A Ciro Nogueira Agropecuária e Imóveis Ltda, ligada à família do senador Ciro Nogueira, registrou lucro acumulado de R$ 46,8 milhões até novembro de 2025. Segundo documentos, o parlamentar deve receber mais de R$ 7 milhões em distribuição de lucros entre 2026 e 2028.
A Polícia Federal investiga um contrato de R$ 14,2 milhões firmado entre a empresa da família do senador e a Athena Real Estate, vinculada ao empresário Ricardo Magro. Ele é apontado pelas autoridades como líder de um esquema de fraudes fiscais e lavagem de dinheiro e atualmente é considerado foragido internacional.
O contrato aparece em documentos da Operação Sem Refino, que investiga o grupo Refit.

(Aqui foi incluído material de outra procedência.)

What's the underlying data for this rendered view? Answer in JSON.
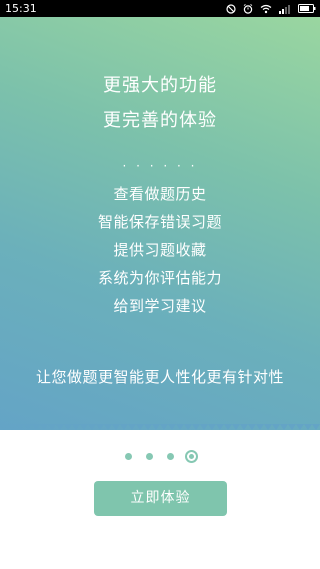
{
  "status_bar": {
    "time": "15:31",
    "icons": [
      "do-not-disturb-icon",
      "alarm-icon",
      "wifi-icon",
      "signal-icon",
      "battery-icon"
    ]
  },
  "hero": {
    "headline_line1": "更强大的功能",
    "headline_line2": "更完善的体验",
    "divider": "· · · · · ·",
    "features": [
      "查看做题历史",
      "智能保存错误习题",
      "提供习题收藏",
      "系统为你评估能力",
      "给到学习建议"
    ],
    "tagline": "让您做题更智能更人性化更有针对性",
    "gradient_colors": [
      "#9ad6a0",
      "#64a4c6"
    ]
  },
  "pager": {
    "page_count": 4,
    "current_page": 4,
    "accent_color": "#86c8b3"
  },
  "start_button": {
    "label": "立即体验",
    "color": "#7fc5ad"
  }
}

Segundo as apurações, a negociação envolveu a compra de um terreno de 40 hectares em Teresina para instalação de uma distribuidora de combustíveis.
O acordo foi assinado em agosto de 2024. Pela empresa da família de Ciro, assinou o irmão do senador, Raimundo Nogueira Lima. Já pela Athena, assinou Pedro Zuaid Dias Soares, apontado como operador financeiro do grupo investigado.
Segundo a PF, os pagamentos começaram em novembro de 2024 e já somam R$ 10,8 milhões. A polícia tenta esclarecer se a operação imobiliária foi regular ou se teria sido usada para ocultar vantagens indevidas. Investigadores também analisam possível relação entre o negócio e a atuação de Ciro Nogueira em pautas do setor de combustíveis no Congresso.
O senador nega irregularidades e afirma que a negociação foi regular e declarada. Em nota, disse que não participou diretamente das tratativas e que atualmente não integra mais o quadro societário da empresa.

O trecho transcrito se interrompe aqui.